Todo o encanto que se vê na Marquês de Sapucaí com as escolas de samba do Grupo Especial é fruto de um trabalho que não para. Mas quem pensa que, depois da Quarta-feira de Cinzas e do Desfile das Campeãs, os barracões silenciam por meses, está enganado. As agremiações continuam reluzindo e pulsando. No caso da Acadêmicos do Salgueiro, com projetos sociais para crianças e adultos.

Praticamente nascida no Salgueiro, Mara Rosa foi porta-bandeira da escola por muitos anos e, já aposentada dos desfiles, não queria largar o Carnaval. Agora, como presidente da escola mirim, criou o projeto 'Salgueirar vem de criança'. Desde setembro, 500 crianças de 5 a 17 anos recebem aulas de samba no pé, balé, percussão e de mestre-sala e porta-bandeira.
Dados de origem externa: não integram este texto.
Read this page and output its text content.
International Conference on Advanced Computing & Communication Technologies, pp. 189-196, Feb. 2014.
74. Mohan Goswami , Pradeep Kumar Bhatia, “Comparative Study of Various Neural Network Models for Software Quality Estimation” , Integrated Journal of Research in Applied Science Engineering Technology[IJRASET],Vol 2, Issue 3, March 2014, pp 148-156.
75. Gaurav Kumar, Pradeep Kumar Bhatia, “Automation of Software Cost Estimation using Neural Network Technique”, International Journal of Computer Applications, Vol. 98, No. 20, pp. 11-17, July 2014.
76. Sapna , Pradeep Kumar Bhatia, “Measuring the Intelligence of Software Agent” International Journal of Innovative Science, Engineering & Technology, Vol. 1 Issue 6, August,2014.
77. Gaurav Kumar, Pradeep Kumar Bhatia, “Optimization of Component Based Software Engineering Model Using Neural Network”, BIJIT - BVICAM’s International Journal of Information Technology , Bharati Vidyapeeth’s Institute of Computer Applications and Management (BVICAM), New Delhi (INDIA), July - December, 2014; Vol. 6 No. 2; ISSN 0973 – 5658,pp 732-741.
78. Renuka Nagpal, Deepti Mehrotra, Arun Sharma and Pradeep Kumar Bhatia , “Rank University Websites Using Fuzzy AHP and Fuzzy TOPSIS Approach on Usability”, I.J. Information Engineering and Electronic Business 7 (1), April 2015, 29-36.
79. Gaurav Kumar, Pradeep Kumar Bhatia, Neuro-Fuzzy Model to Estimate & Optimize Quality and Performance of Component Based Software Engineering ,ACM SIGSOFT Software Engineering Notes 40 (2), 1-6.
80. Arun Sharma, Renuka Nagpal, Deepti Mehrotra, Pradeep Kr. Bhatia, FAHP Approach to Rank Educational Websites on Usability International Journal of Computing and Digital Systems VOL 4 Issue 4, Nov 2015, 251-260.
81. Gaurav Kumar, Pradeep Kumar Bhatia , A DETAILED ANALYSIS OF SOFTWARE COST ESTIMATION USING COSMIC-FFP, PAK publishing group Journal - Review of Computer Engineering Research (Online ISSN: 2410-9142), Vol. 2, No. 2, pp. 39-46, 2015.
Mas a brincadeira não é só para os pequenos. Mara abriu turmas de capacitação para o Carnaval, com oficinas de corte e costura e alegoria e adereços para os 40 pais e mães que comparecem todos os domingos para ajudar a construir o Carnaval dos filhos. "Eles aprendem outra profissão e, com isso, também ajudam a confeccionar as fantasias do desfile", contou. O aprendizado de pais e filhos vira um grande programa de domingo.